Currently Dean of Graduate and Professional Women, Mrs. Kerby-Miller will be academic vice-president while Mrs. Bunting serves a one-year term on the Atomic Energy Commission; she said in an interview Tuesday that she hopes to strengthen all of Mrs. Bunting's programs, particularly the House system and the advisory plan.

The House system, instituted by Mrs. Bunting in 1961, creates an environment in which students can best develop their talents, Mrs. Kerby-Miller said. She oxplained that it contributes to broadening the opportunities of Cliffies "by bringing more of the Faculty into the Houses, and thus promoting a closer relationship between the Faculty and Radcliffe."

Women particularly require advice during college, she said, since "they have a different kind of need than men. A man can look forward to a specific career, while a woman must keep her future open to alternatives." The university is a particularly good place for women, she added, because it offers the maximum of choice.

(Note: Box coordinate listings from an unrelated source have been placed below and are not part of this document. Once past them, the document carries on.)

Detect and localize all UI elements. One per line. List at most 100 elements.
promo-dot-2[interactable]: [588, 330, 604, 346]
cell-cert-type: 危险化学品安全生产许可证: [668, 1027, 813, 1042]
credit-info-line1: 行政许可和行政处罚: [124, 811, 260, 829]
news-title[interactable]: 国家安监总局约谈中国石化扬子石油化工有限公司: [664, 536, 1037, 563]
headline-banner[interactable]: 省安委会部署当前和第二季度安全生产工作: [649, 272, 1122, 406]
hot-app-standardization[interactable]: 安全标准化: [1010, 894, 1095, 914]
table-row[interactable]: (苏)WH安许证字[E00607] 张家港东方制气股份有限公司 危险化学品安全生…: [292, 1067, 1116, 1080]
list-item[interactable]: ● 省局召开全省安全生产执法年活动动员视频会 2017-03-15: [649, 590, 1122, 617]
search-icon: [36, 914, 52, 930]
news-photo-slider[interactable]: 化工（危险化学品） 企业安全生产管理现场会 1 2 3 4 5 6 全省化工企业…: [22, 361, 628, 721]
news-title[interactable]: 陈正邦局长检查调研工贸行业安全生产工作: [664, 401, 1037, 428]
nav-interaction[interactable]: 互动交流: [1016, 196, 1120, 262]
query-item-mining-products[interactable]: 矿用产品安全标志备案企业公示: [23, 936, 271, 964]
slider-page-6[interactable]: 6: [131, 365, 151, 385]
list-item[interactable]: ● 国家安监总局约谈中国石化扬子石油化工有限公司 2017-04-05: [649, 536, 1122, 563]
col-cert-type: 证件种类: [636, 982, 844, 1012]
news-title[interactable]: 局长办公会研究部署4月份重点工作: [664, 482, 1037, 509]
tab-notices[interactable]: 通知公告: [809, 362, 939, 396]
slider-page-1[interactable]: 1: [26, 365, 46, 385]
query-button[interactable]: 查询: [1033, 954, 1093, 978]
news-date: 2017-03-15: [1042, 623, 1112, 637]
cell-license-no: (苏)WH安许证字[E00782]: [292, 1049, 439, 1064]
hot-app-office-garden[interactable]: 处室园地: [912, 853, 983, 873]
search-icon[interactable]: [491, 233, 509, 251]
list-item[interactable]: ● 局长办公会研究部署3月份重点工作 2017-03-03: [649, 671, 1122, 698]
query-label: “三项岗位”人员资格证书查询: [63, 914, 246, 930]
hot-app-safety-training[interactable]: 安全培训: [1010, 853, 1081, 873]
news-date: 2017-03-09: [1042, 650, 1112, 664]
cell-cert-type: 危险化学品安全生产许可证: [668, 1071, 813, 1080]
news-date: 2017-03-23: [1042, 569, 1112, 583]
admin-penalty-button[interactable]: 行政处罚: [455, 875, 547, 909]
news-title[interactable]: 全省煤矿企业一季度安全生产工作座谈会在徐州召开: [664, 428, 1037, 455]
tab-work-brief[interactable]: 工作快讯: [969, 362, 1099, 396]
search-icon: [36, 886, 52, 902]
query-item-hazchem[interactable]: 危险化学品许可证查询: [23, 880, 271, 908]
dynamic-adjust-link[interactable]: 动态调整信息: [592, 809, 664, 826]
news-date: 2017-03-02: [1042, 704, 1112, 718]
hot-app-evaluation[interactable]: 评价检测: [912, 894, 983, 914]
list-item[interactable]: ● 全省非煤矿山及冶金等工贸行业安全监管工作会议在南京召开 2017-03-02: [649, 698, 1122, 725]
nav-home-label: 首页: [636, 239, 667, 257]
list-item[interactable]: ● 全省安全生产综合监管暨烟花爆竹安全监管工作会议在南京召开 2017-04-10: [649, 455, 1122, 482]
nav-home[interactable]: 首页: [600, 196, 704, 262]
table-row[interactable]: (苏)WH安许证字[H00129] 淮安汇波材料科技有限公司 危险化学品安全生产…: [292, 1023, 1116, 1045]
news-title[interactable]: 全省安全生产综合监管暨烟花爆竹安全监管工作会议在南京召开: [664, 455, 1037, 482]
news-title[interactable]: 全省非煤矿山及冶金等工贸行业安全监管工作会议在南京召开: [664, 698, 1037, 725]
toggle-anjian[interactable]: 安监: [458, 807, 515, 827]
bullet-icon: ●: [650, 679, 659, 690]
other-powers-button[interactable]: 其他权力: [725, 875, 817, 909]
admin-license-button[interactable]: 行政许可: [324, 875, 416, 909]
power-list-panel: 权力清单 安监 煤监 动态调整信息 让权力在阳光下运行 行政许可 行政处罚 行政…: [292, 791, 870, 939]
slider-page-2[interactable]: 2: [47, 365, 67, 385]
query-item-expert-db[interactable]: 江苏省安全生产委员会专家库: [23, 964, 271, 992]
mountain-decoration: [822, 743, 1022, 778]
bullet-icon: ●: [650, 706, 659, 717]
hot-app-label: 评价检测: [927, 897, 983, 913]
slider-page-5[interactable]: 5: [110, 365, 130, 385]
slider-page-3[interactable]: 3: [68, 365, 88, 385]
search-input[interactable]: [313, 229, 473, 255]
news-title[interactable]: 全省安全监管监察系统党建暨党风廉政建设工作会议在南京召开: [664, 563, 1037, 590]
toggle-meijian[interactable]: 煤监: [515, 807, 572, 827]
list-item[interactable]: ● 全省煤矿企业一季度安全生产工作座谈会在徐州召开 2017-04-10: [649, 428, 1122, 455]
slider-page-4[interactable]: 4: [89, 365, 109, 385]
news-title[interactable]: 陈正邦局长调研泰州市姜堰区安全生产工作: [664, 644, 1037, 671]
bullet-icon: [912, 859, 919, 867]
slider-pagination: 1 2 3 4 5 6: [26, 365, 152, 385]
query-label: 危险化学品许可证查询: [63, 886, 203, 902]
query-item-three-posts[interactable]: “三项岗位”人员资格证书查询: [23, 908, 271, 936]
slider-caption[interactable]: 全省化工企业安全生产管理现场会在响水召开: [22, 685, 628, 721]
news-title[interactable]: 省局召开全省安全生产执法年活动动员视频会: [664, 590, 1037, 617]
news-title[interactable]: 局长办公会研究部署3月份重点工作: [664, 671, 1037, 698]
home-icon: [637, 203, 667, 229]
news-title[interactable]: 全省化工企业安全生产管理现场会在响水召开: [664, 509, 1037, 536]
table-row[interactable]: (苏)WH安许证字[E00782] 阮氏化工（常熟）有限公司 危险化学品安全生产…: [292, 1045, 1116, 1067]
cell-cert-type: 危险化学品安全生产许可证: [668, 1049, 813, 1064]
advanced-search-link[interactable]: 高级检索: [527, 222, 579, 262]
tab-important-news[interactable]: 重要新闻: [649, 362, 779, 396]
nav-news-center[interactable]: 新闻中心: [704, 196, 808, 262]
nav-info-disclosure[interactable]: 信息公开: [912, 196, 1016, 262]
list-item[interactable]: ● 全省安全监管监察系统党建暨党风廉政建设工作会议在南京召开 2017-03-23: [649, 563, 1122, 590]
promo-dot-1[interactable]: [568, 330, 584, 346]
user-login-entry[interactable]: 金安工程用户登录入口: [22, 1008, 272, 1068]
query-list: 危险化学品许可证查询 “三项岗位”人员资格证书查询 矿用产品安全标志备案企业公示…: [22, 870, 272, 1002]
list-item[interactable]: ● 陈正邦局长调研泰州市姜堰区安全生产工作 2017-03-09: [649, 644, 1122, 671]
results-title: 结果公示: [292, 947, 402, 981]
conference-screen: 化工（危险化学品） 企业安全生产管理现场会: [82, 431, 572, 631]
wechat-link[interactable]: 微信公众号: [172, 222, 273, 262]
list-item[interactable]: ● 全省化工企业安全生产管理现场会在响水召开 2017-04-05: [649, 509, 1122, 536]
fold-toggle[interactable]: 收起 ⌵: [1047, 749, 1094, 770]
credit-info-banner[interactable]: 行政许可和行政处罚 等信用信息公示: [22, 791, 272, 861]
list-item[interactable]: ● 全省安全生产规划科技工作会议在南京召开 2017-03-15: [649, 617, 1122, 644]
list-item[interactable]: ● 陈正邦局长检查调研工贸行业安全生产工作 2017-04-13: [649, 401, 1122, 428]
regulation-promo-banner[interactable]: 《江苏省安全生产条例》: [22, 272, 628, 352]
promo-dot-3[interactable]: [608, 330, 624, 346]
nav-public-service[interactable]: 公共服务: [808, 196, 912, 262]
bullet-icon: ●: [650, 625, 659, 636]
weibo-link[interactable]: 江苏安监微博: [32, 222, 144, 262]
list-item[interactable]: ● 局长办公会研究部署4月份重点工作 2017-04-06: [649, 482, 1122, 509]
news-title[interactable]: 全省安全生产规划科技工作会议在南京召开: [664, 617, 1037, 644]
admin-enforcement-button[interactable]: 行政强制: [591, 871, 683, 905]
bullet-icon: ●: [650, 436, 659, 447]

Radcliffe women of today, "have more faith in the values of scholarship, and in the values of discovery than they did when I first came here in 1946," she noted.

Mrs. Kerby-Miller attributes this development to the disappearance of the confusion and lack of direction which always follows a war. The recent increase in scientific research and discovery has also encouraged many people to look forward to making their own contributions to human advancement, she continued.

Rules 'Over-Discussed'

Radcliffe is not having more of a problem with the rules issue than other colleges, she said, claiming that this question has been "over-discussed." Since Radcliffe has so recently faced "the matter of students taking adult responsibility," she feels it is too early to form an opinion on the recent rules change allowing sophomores to sign out overnight without permission.

Mrs. Kerby-Miller graduated from Rockford College in Illinois in 1924. She received her master's and doctorate degrees from the University of Chicago, where who was an instructor in English from 1929 to 1938. She was dean of freshmen at Wellesley before she came to Radcliffe in 1946.